A man goes to New York to try to make it big in the music business,
He goes to a main street downtown where he knows all the music publishing businesses are and he walks into the first one he sees. He sees a secretary and tells her, “I’m a fantastic singer-songwriter and I need a job”.
She ushers him into a large office where a big music executive is sitting behind a desk with a grand piano in the corner. The man says, “I want to work for you, writing my own songs”.
The executive says, OK, show me what you got on that piano".
So the man sits down and he starts playing a sad song. Pretty soon the executive is crying and weeping.
The executive says through his tears, " My god, that was beautiful. What do you call it?"
The man says, “I call it " I broke both my grandmothers knees with a baseball bat while my neighbor sodomized my cat in the kitchen”. "
The executive pauses, then says, " Hmm, weird title but OK, play me another one.“
So the man starts playing a happy tune and soon the executive is chuckling and then rolling on the floor with laughter.

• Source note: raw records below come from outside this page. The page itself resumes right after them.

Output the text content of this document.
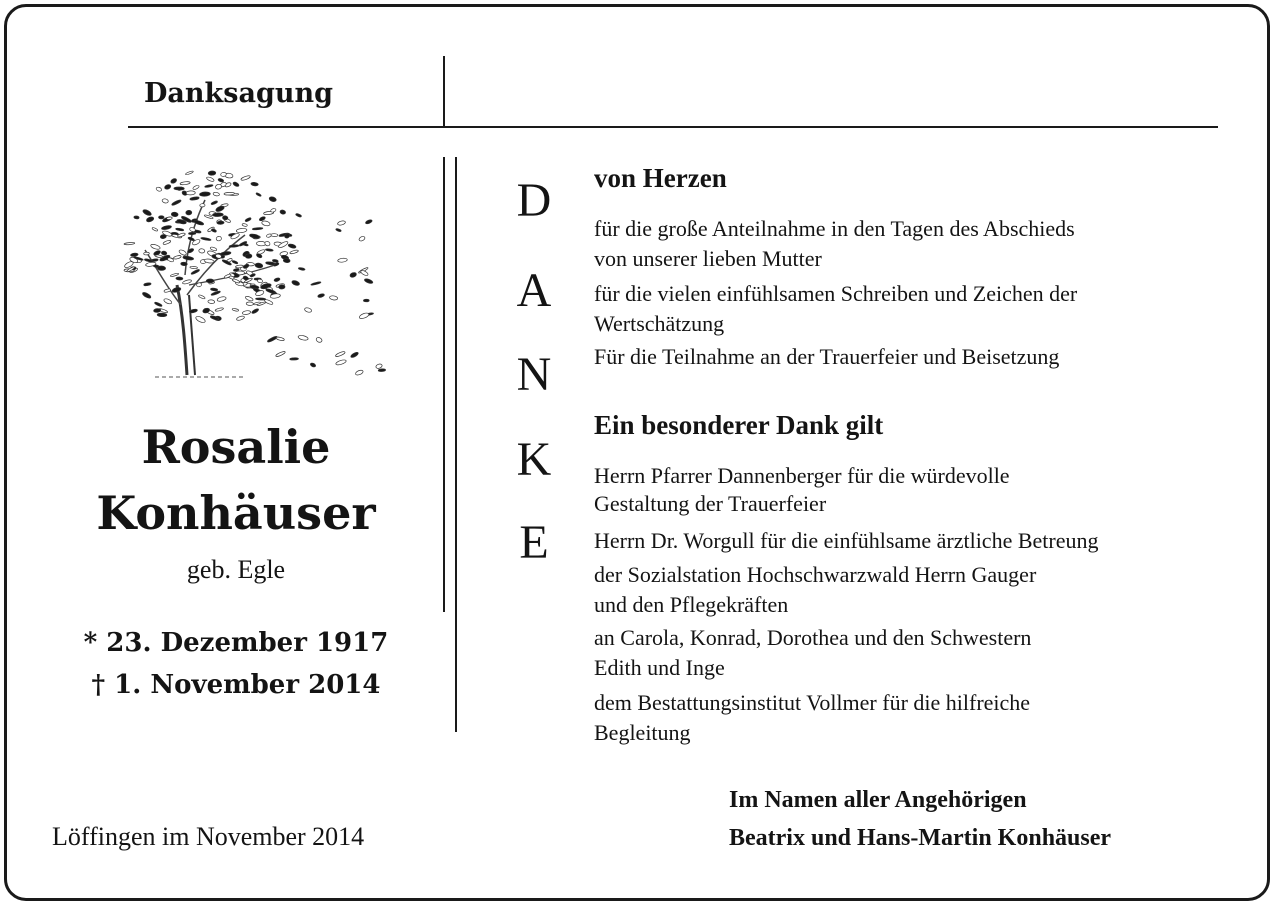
Danksagung
Rosalie
Konhäuser
geb. Egle
* 23. Dezember 1917
† 1. November 2014
Löffingen im November 2014
D
A
N
K
E
von Herzen
für die große Anteilnahme in den Tagen des Abschieds
von unserer lieben Mutter
für die vielen einfühlsamen Schreiben und Zeichen der
Wertschätzung
Für die Teilnahme an der Trauerfeier und Beisetzung
Ein besonderer Dank gilt
Herrn Pfarrer Dannenberger für die würdevolle
Gestaltung der Trauerfeier
Herrn Dr. Worgull für die einfühlsame ärztliche Betreung
der Sozialstation Hochschwarzwald Herrn Gauger
und den Pflegekräften
an Carola, Konrad, Dorothea und den Schwestern
Edith und Inge
dem Bestattungsinstitut Vollmer für die hilfreiche
Begleitung
Im Namen aller Angehörigen
Beatrix und Hans-Martin Konhäuser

He asks,“What do you call this one?'
The man says, " I call it, " My niece raped her brother while my friend crapped on the floor”.
The executive says, Great music, you’re hired but from now on, I will write the titles for your music”.
So the man starts working there and he churns out song after song which are all successful.
There’s a small diner right next door to the music house and one day the man is there having lunch with a co-worker. They’re in the middle of lunch and the man excuses himself to go use the restroom. He does his business and washes his hands but he forgets to zip up his pants so he walks out with everything showing. He’s going back to his table and a waitress glances at his crotch.
She looks and then she says, "Sir, do you know your flys undone and your di*cks hanging out?“
The man looks at her and cries out, " Know it!!?? I wrote it!!”